Emergency Physician’s Testimony Could Legally Expose Hospital
By Stacey Kusterbeck
Emergency physicians (EPs) are facing many system issues that prevent them from providing quality patient care, which could result in malpractice claims.
For John Burton, MD, the extreme frustration of emergency providers is “unprecedented. I’ve been in emergency medicine for 30 years and I’ve never seen anything like it.”
Emergency medicine routinely deals with labor shortages, particularly among nurses. However, Burton says the issue is more pervasive and broader in scope. He says the underlying causes can be traced to the pandemic.
“Fear perched on our shoulders with each shift. Navigating these environments for three years has taken its toll on the workforce psyche,” says Burton, chair of the Carilion Clinic’s department of emergency medicine in Roanoke, VA.
Going into the pandemic, the last emotion most EPs expected to experience was anger.
“Yet anger was a very common feeling among healthcare workers moving into the second year of the pandemic and extending to now,” Burton reports.
ED providers’ frustration stemmed from wide-ranging issues with patients, policies, procedures, and more. “In some venues, this anger has oozed into the relationship between employed healthcare workers and the systems and organizations that employ them,” Burton adds.
What does all this anger and frustration mean? Burton predicts a rise in malpractice claims. Multiple ED therapies are time-dependent. Considering that even acutely ill and critical patients are waiting hours, some inevitably will miss treatment windows.
“Most of those missed treatment windows will swing delayed diagnosis allegations,” Burton says.
Plaintiff attorneys could allege delays in evaluation, imaging, and labs, all of which were beyond the control of the individual EP, caused the patient’s bad outcome.
There also is an intangible factor contributing to increased malpractice risk for EDs. Burned out, frustrated emergency providers are not as empathetic, compassionate, or apologetic as patients would like. Many ED patients are angry and fearful themselves.
“In sum, it’s a cauldron of emotions,” Burton says.
Many EPs are “just fed up” with hospital administration and system issues, according to Robert W. Derlet, MD. Derlet has served on hospital malpractice review committees, and served as an expert witness in multiple malpractice lawsuits.

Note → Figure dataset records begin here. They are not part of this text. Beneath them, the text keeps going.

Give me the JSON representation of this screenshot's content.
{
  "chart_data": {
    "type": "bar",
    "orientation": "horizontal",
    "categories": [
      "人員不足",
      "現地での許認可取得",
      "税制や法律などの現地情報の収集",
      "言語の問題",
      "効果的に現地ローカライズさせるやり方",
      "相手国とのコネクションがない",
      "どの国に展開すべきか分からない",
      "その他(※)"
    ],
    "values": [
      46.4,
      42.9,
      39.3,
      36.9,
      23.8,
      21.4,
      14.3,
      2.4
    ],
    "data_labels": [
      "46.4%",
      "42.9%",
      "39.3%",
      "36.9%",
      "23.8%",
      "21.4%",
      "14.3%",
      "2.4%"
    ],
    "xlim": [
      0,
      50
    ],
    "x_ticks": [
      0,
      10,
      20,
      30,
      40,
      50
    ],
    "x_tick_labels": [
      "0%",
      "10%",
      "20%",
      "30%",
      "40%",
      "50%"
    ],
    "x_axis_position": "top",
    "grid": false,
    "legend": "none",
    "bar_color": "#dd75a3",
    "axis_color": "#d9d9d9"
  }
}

“Hospital administration needs to pay attention to what’s going on in the ED — not just breeze through the department, but really spend time,” asserts Derlet, a professor emeritus of emergency medicine at UC Davis School of Medicine.
Derlet co-authored an editorial in which the authors suggested plaintiff attorneys sue hospital leaders in malpractice litigation for systems issues that contributed to bad outcomes in ED patients.1 “In the future, plaintiffs might point the finger at specific administrators, and paint a picture to the jury that those administrators had the purse strings to improve things, but were negligent,” Derlet suggests.

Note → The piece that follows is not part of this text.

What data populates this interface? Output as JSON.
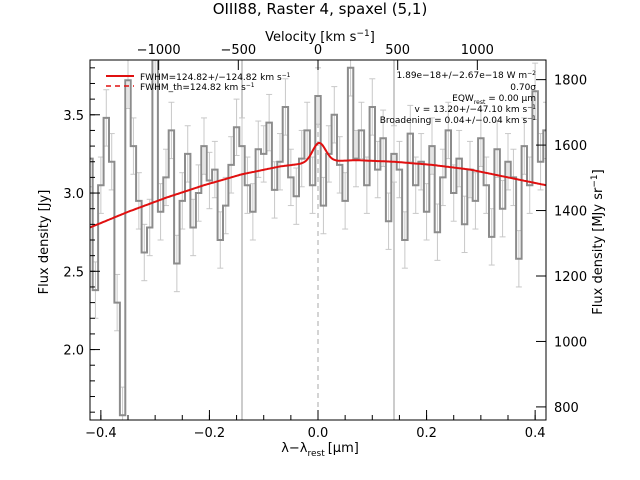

EP defendants frustrated with system issues might believe they have no choice but to turn on the hospital. “In the past, it was assumed that doctors had all the power in the hospital to correct wrongs and make change. In reality, only the hospital administrators and CEO now have that power,” Derlet argues.
Burton rejects the notion of using anger with management as a malpractice defense.
“This type of thinking, while understandable as an emotional reaction, is bad legal advice that will render no shelter for the defendant,” Burton cautions.
Airing grievances against the department, hospital, or health system will not serve the defendant in the long term, Burton says. If a patient experienced a delayed diagnosis because of long waits, some EPs might editorialize in the chart about why the delays happened or describe their personal efforts to bring the boarding crisis to the attention of leaders. A “just the facts” approach is better, Burton advises.
“Just state the time you saw the patient, and what happened, and when,” he suggests.
1. Derlet RW, Borden M. Facing malpractice suit? Sue the CEO and board. Emergency Medicine News 2023;45:5-6.
Airing grievances against the department, hospital, or health system will not serve the defendant in the long term. If a patient experienced a delayed diagnosis because of long waits, some providers might editorialize in the chart about why the delays happened or describe their personal efforts to bring the boarding crisis to the attention of leaders. A “just the facts” approach is better.